In any case, much of the film focuses on Ki-hoon,
played by Suk-kyu Han, who has been the lead in two of Korea's biggest
movies in the last decade (the thriller "Tell
Me Something", in which he also played a cop working on a
plodding police investigation, and the breakthrough spy film "Shiri").
Although curiously it's a little awkward to see Han in such a vain role,
and every now and then one can't help but expect Ki-hoon to buckle up and
do the right thing since, well, he's being played by the straightest actor
in all of Korea. To his credit, Han does manage to make the role work,
even though you can't help but shake the feeling that an actor with a less
prestigious resume would have been a better fit.
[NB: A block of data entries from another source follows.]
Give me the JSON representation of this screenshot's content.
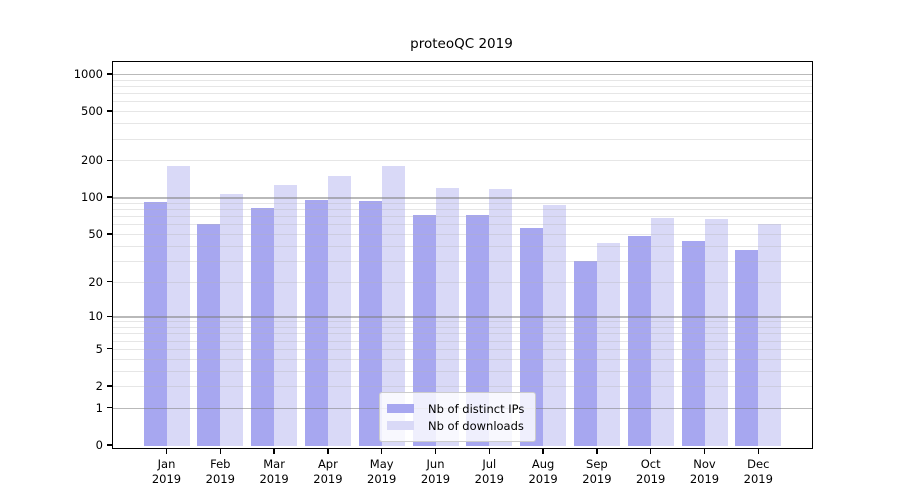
{
  "title": "proteoQC 2019",
  "chart_data": {
    "type": "bar",
    "title": "proteoQC 2019",
    "categories": [
      "Jan 2019",
      "Feb 2019",
      "Mar 2019",
      "Apr 2019",
      "May 2019",
      "Jun 2019",
      "Jul 2019",
      "Aug 2019",
      "Sep 2019",
      "Oct 2019",
      "Nov 2019",
      "Dec 2019"
    ],
    "series": [
      {
        "name": "Nb of distinct IPs",
        "color": "#a7a7f0",
        "values": [
          92,
          60,
          81,
          94,
          93,
          72,
          72,
          56,
          30,
          48,
          44,
          37
        ]
      },
      {
        "name": "Nb of downloads",
        "color": "#d9d9f7",
        "values": [
          180,
          107,
          126,
          149,
          179,
          118,
          117,
          87,
          42,
          68,
          66,
          60
        ]
      }
    ],
    "xlabel": "",
    "ylabel": "",
    "y_scale": "log1p",
    "y_ticks": [
      0,
      1,
      2,
      5,
      10,
      20,
      50,
      100,
      200,
      500,
      1000
    ],
    "ylim": [
      0,
      1000
    ],
    "grid": "horizontal; faint minor lines, gray major lines at 1, 10, 100, 1000 drawn over bars",
    "legend_position": "inside-bottom-center"
  },
  "colors": {
    "bar_distinct_ips": "#a7a7f0",
    "bar_downloads": "#d9d9f7",
    "grid_major": "#808080",
    "grid_minor": "#b2b2b2",
    "plot_border": "#000000",
    "background": "#ffffff",
    "legend_border": "#cccccc"
  }
}
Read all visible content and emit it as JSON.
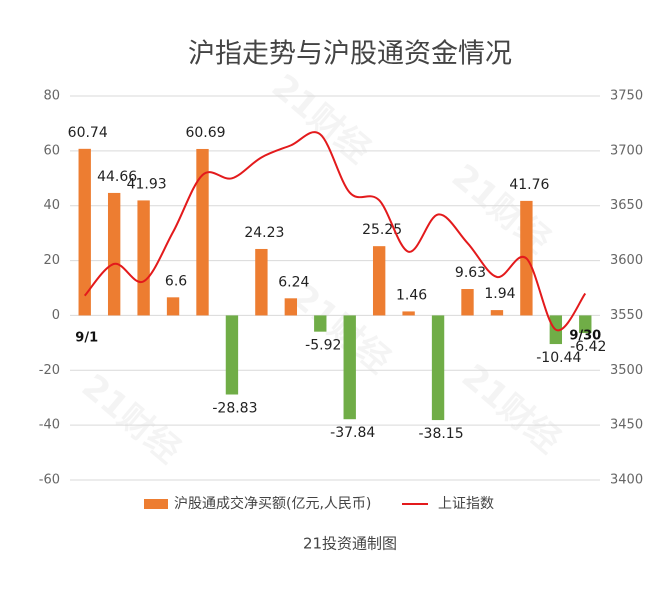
{
  "chart_data": {
    "type": "bar_line",
    "title": "沪指走势与沪股通资金情况",
    "footer": "21投资通制图",
    "watermark": "21财经",
    "categories": [
      "9/1",
      null,
      null,
      null,
      null,
      null,
      null,
      null,
      null,
      null,
      null,
      null,
      null,
      null,
      null,
      null,
      null,
      "9/30"
    ],
    "series": [
      {
        "name": "沪股通成交净买额(亿元,人民币)",
        "type": "bar",
        "color": "#ed7d31",
        "negative_color": "#70ad47",
        "values": [
          60.74,
          44.66,
          41.93,
          6.6,
          60.69,
          -28.83,
          24.23,
          6.24,
          -5.92,
          -37.84,
          25.25,
          1.46,
          -38.15,
          9.63,
          1.94,
          41.76,
          -10.44,
          -6.42
        ]
      },
      {
        "name": "上证指数",
        "type": "line",
        "color": "#e31a1c",
        "axis": "y2",
        "values": [
          3568,
          3597,
          3581,
          3626,
          3678,
          3675,
          3694,
          3705,
          3715,
          3662,
          3655,
          3608,
          3642,
          3616,
          3585,
          3602,
          3537,
          3570
        ]
      }
    ],
    "ylim": [
      -60,
      80
    ],
    "yticks": [
      -60,
      -40,
      -20,
      0,
      20,
      40,
      60,
      80
    ],
    "y2lim": [
      3400,
      3750
    ],
    "y2ticks": [
      3400,
      3450,
      3500,
      3550,
      3600,
      3650,
      3700,
      3750
    ],
    "grid": true,
    "legend": "bottom"
  }
}
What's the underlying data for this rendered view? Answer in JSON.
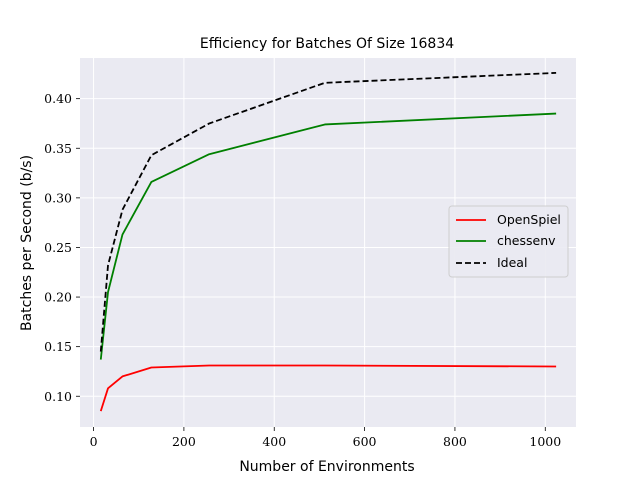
{
  "chart_data": {
    "type": "line",
    "title": "Efficiency for Batches Of Size 16834",
    "xlabel": "Number of Environments",
    "ylabel": "Batches per Second (b/s)",
    "xlim": [
      -30,
      1068
    ],
    "ylim": [
      0.069,
      0.441
    ],
    "xticks": [
      0,
      200,
      400,
      600,
      800,
      1000
    ],
    "yticks": [
      0.1,
      0.15,
      0.2,
      0.25,
      0.3,
      0.35,
      0.4
    ],
    "xtick_labels": [
      "0",
      "200",
      "400",
      "600",
      "800",
      "1000"
    ],
    "ytick_labels": [
      "0.10",
      "0.15",
      "0.20",
      "0.25",
      "0.30",
      "0.35",
      "0.40"
    ],
    "grid": true,
    "background": "#eaeaf2",
    "legend_position": "center-right",
    "x": [
      16,
      32,
      64,
      128,
      256,
      512,
      1024
    ],
    "series": [
      {
        "name": "OpenSpiel",
        "color": "#ff0000",
        "dash": "solid",
        "values": [
          0.085,
          0.108,
          0.12,
          0.129,
          0.131,
          0.131,
          0.13
        ]
      },
      {
        "name": "chessenv",
        "color": "#008000",
        "dash": "solid",
        "values": [
          0.137,
          0.205,
          0.263,
          0.316,
          0.344,
          0.374,
          0.385
        ]
      },
      {
        "name": "Ideal",
        "color": "#000000",
        "dash": "dashed",
        "values": [
          0.145,
          0.232,
          0.288,
          0.343,
          0.375,
          0.416,
          0.426
        ]
      }
    ]
  }
}
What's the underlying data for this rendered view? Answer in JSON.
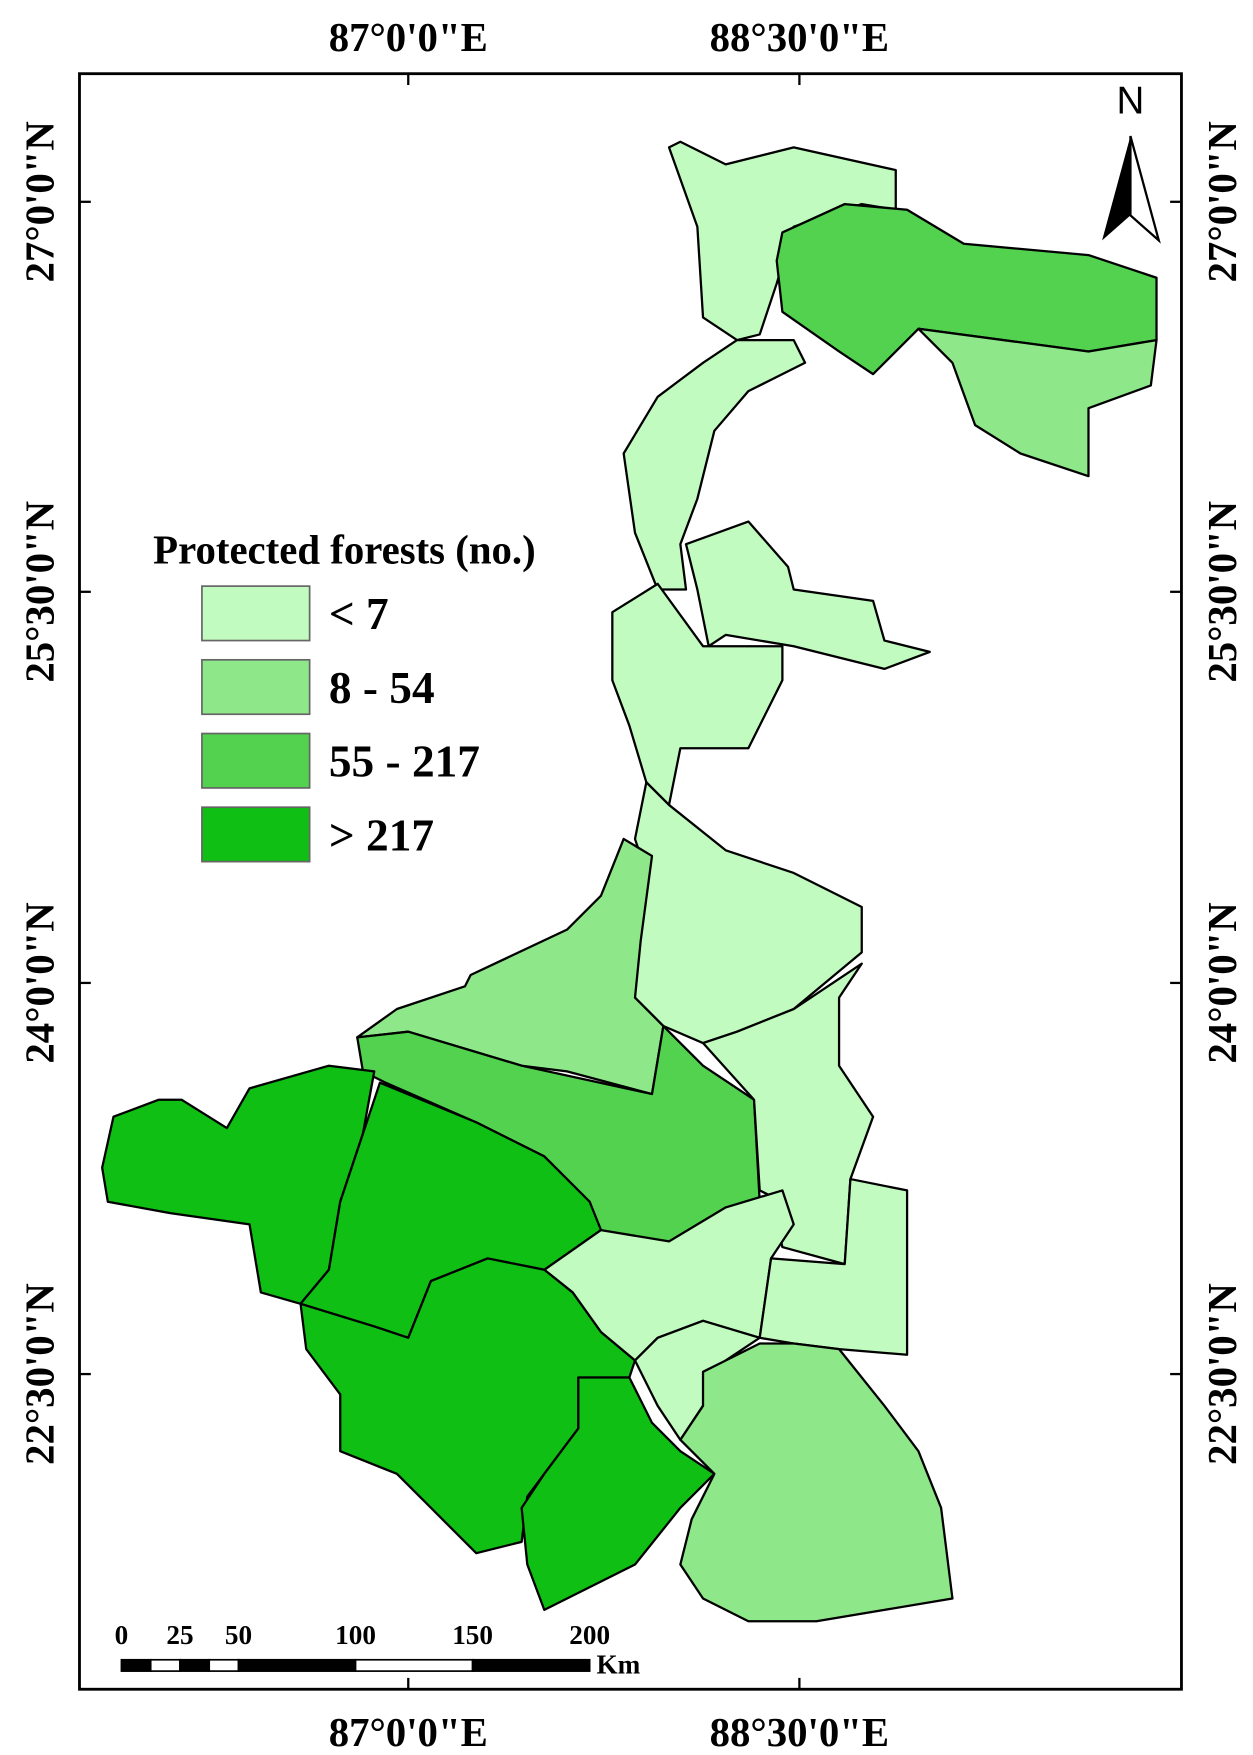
{
  "map": {
    "longitude_labels": [
      "87°0'0\"E",
      "88°30'0\"E"
    ],
    "latitude_labels": [
      "27°0'0\"N",
      "25°30'0\"N",
      "24°0'0\"N",
      "22°30'0\"N"
    ],
    "north_label": "N",
    "legend": {
      "title": "Protected forests (no.)",
      "items": [
        {
          "label": "< 7",
          "color": "#c2fbc0"
        },
        {
          "label": "8 - 54",
          "color": "#8ee88a"
        },
        {
          "label": "55 - 217",
          "color": "#52d24f"
        },
        {
          "label": "> 217",
          "color": "#0fbf13"
        }
      ]
    },
    "scale_bar": {
      "ticks": [
        0,
        25,
        50,
        100,
        150,
        200
      ],
      "unit": "Km"
    }
  }
}
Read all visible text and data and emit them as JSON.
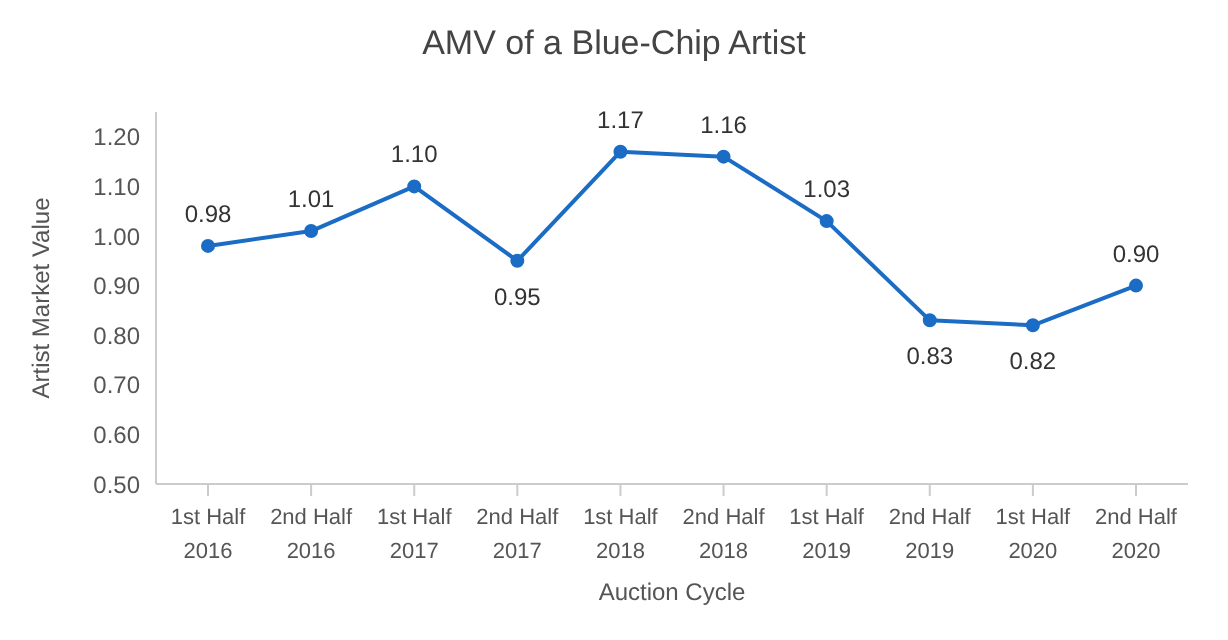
{
  "chart_data": {
    "type": "line",
    "title": "AMV of a Blue-Chip Artist",
    "xlabel": "Auction Cycle",
    "ylabel": "Artist Market Value",
    "categories": [
      "1st Half 2016",
      "2nd Half 2016",
      "1st Half 2017",
      "2nd Half 2017",
      "1st Half 2018",
      "2nd Half 2018",
      "1st Half 2019",
      "2nd Half 2019",
      "1st Half 2020",
      "2nd Half 2020"
    ],
    "series": [
      {
        "color": "#1a6cc4",
        "values": [
          0.98,
          1.01,
          1.1,
          0.95,
          1.17,
          1.16,
          1.03,
          0.83,
          0.82,
          0.9
        ],
        "value_labels": [
          "0.98",
          "1.01",
          "1.10",
          "0.95",
          "1.17",
          "1.16",
          "1.03",
          "0.83",
          "0.82",
          "0.90"
        ]
      }
    ],
    "ylim": [
      0.5,
      1.25
    ],
    "yticks": [
      {
        "value": 0.5,
        "label": "0.50"
      },
      {
        "value": 0.6,
        "label": "0.60"
      },
      {
        "value": 0.7,
        "label": "0.70"
      },
      {
        "value": 0.8,
        "label": "0.80"
      },
      {
        "value": 0.9,
        "label": "0.90"
      },
      {
        "value": 1.0,
        "label": "1.00"
      },
      {
        "value": 1.1,
        "label": "1.10"
      },
      {
        "value": 1.2,
        "label": "1.20"
      }
    ],
    "marker": "circle",
    "grid": false,
    "legend": false
  }
}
Not surprisingly, "Scarlet Letter" didn't
exactly break box office records when it was released in South Korea. It's
a strange movie, the kind that leads you to expect one thing, then offers
something else in its stead once you've committed. The film probably has
too many characters and too many A-plots when there should only have been
three main characters and one simple plot. Instead, Byun's script is
littered with irrelevant twists and turns. Of note is a revelation
involving the secret background of the two women in Ki-hoon's life, which
seems to come out of left field and falls with a thud onscreen. Are we
supposed to be gasping with shock by it? I'm not sure, actually.
While an ultimately unsatisfying film in many
respects, "Scarlet Letter" has some nice visual touches that
make it worthwhile from a technical point of view. Byun showcases some
smooth camera tricks, in particular his distortion of space-time. If
nothing else, the film certainly continues to foster the theory that the
South Koreans make some of the most gorgeous films out there right now.
And of course the soundtrack is quite good, the music adding passion to a
movie that oftentimes feels unsure of itself.
In any case, you can definitely say that Byun has a
sense of humor about the whole thing. In one inspired scene, Ki-hoon is
talking to a priest when he gets a call from his mistress, and has to
excuse himself to take the phone call. And of course there's just
something outrageous and completely absurd about the film's trunk sequence
that you have to wonder if Byun was on some kind of medication when he
wrote it. At the very least, "Scarlet Letter's" final 30 minutes
is one of the stranger Third Acts I've seen in a long while.